Business Wire offers a very similar RSS-based offering with its EON small-business service, although to a somewhat smaller audience than PR Web. What's crucial here, however, is not the list size, according to Becktold, but the way the service interacts with the online news services and the search engines. "In most instances, our EON clients are really looking for a narrow slice of our audience," he explains. "They are highly vertical small businesses looking for a specialized buyer who is using the search engines to find them."

To help that process, these services put your releases up on their own websites and sends them to search engines through sites like Yahoo! News. As the search engines index the sending site and start to pick up uses of your release by various online publications, you will see an increase in visitors.

Building Rankings

According to Jennifer Hauser, an online marketing consultant for PR Web, a well-crafted release will start to show up on page one of Google in about one to three days if you search by the title of the release in quotes. For example, you may title your release “AV integrator explains value of classroom audio systems" and that's what you would search for to find most of the publications who have picked it up. This title will show up first in the news results of Google, Yahoo!, and Bing. Hauser says the news rankings will peak in about one to two weeks. Since most news sources archive their articles, you can expect some very long-term results in the regular (natural search) results of each of the search engines.

Of course the real value is not for the ranking of the entire title (you may be the only person who ever searches for that) but for specific keywords or key phrases you include in that title and in the body of the release (for example, "classroom audio systems"). Your goal is that some number of online publications will pick up not only your release but the links you include back to your website as well. Each of those placements may show up on page 10, 20, or 200 of Google, but collectively, having a number of links pointing back to your site will help your rankings.

There is a concept of credibility, as understood by the search engines, that comes into play here. When a site that has high rankings links to your website, that link is worth a lot more than one from a site with low rankings. If you pick up 20 links from little-read blogs or portal pages, that's worth something, but links from one or two high-credibility sites may be worth a lot more.
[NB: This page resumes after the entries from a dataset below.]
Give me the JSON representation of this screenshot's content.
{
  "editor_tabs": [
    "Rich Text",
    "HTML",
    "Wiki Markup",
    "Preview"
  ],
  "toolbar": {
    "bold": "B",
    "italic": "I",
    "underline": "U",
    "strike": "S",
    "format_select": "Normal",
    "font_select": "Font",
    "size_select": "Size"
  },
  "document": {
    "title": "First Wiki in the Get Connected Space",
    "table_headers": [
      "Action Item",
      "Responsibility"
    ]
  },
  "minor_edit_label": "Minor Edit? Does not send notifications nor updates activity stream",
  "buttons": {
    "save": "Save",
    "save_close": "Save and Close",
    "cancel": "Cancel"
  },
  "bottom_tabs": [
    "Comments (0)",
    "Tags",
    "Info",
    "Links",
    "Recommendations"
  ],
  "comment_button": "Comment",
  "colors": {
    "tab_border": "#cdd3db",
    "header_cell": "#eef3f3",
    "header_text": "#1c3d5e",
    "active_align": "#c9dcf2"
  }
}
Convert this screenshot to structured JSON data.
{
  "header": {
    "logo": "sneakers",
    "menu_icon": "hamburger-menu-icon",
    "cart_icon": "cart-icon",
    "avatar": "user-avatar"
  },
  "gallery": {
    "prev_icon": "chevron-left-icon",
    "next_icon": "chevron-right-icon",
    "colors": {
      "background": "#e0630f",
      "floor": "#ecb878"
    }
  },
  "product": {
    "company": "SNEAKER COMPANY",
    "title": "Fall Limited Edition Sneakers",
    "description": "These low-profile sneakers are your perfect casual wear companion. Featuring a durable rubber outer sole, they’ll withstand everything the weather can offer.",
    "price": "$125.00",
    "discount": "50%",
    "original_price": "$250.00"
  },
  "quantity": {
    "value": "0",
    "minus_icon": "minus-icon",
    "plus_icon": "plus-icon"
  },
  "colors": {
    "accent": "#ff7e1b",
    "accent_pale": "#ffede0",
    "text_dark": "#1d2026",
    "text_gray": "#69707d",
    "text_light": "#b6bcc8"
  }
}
You also need to understand the meaning of anchor text. If you embed your link in a word or phrase in your release, the search engines will associate that word or phrase and the credibility of the linking page to the credibility of your web page when someone searches for that same word or phrase. So for our example, you want to embed the link in the phrase "classroom audio systems" rather than in something meaningless like "click here." In addition, for this link to be helpful, it should go to a page on your website already optimized for that same phrase. That implies two other requirements: 1) You want to use a service that allows you to embed links in anchor text (most do), and 2) You need to tie your press releases into the keyword strategy that (hopefully) you already have created for your website.